People who are fans of the series FIREFLY, and the movie SERENITY, are called Browncoats. For the record, my coat is black and I won’t be changing the colour anytime soon.
I also won’t be changing my allegiance to movies made about KING KONG anytime soon. Ever since I saw the 1976 remake of the film, I have been hooked.

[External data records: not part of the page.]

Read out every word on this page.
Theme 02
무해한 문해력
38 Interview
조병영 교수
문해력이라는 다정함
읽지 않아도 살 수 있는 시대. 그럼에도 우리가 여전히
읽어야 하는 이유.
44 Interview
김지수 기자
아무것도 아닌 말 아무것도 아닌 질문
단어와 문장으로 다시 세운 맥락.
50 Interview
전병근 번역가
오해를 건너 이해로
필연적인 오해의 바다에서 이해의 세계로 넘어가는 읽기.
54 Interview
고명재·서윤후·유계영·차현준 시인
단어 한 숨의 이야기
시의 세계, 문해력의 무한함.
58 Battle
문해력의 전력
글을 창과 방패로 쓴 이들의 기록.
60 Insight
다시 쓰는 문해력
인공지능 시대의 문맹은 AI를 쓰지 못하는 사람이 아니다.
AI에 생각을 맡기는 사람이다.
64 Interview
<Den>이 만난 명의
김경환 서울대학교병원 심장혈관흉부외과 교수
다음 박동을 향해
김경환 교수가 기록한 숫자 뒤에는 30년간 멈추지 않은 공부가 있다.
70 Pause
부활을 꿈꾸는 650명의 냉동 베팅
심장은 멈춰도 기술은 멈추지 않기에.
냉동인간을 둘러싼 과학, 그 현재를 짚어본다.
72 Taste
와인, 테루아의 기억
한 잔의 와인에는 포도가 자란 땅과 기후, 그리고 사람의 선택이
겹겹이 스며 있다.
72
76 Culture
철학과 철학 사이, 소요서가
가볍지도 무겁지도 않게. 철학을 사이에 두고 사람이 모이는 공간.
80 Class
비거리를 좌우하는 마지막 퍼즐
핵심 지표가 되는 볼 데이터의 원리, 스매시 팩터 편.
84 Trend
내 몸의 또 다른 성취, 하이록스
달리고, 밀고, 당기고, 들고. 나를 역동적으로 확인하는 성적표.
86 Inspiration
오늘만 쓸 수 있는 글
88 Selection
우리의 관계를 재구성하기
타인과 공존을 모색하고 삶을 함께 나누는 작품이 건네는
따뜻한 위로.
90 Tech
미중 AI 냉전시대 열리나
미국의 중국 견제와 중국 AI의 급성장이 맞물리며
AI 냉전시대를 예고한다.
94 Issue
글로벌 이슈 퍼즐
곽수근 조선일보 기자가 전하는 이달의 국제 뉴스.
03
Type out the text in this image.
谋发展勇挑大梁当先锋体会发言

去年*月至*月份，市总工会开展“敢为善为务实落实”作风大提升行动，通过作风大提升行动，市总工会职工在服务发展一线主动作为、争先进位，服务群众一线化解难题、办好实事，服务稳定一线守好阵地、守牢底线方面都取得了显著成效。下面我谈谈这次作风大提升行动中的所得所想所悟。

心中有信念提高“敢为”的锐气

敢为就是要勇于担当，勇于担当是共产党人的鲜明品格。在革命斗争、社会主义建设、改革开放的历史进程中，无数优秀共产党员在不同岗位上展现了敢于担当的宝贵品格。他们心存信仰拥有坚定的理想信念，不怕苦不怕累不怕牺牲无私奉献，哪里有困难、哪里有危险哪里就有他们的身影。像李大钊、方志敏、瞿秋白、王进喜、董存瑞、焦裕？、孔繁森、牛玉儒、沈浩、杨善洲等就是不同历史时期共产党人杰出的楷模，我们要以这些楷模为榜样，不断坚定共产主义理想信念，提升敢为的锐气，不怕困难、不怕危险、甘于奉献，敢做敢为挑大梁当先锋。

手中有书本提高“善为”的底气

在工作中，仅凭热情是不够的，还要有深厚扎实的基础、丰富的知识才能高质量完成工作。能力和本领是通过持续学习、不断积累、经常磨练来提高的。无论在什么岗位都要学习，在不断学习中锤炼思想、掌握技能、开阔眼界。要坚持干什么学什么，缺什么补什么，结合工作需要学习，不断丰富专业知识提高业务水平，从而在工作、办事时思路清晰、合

I have seen the original 1933 version and the 1976 update several times, and I must admit that I have also seen Peter Jackson’s new version…three times.
It is for people just like me that the new box set containing PETER JACKSON’S KING KONG PRODUCTION DIARIES has been released.
PRODUCTION DIARIES is an impressive 2-DVD set that gives us an inside look at the six-month production process of the newest film with 54 featurettes produced while the movie was still being filmed.
Nothing is off-limits and after you have seen both discs you will feel as if you know what goes on behind the scenes on a major motion picture set.
In addition to the DVDs the box set for KING KONG PETER JACKSON’S PRODUCTION DIARIES also has a 52-page production memoir and some art prints.
I enjoy the character of King Kong, I’ve enjoyed all of the films made about him, and I enjoyed the backstage look I got from PETER JACKSON’S PRODUCTION DIARIES. I also found out something I didn’t know…they are already making sequels!
KING KONG PETER JACKSON’S PRODUCTION DIARIES, SERENITY, GRIZZLY MAN, RED EYE and THE CONSTANT GARDENER are all available on DVD right now.
Coming up on the next Couch Potato Report
Nicolas Cage is an arms dealer in LORD OF WAR who confronts the morality of his work.
Al Pacino, Rene Russo and “The Sexiest Man Alive” Matthew McConaughey topline TWO FOR THE MONEY a film about bookies in the sports-gambling business.
Some of the people who brought you the AMERICAN PIE films present a sequel of sorts called BAND CAMP.
And I will tell you about the SPECIAL EDITIONS of two classic Robin Williams films DEAD POET’S SOCIETY and GOOD MORNING VIETNAM.
I’m Dan Reynish. I’ll have more on those, and some other releases, in seven days.
For now, that’s this week’s COUCH POTATO REPORT.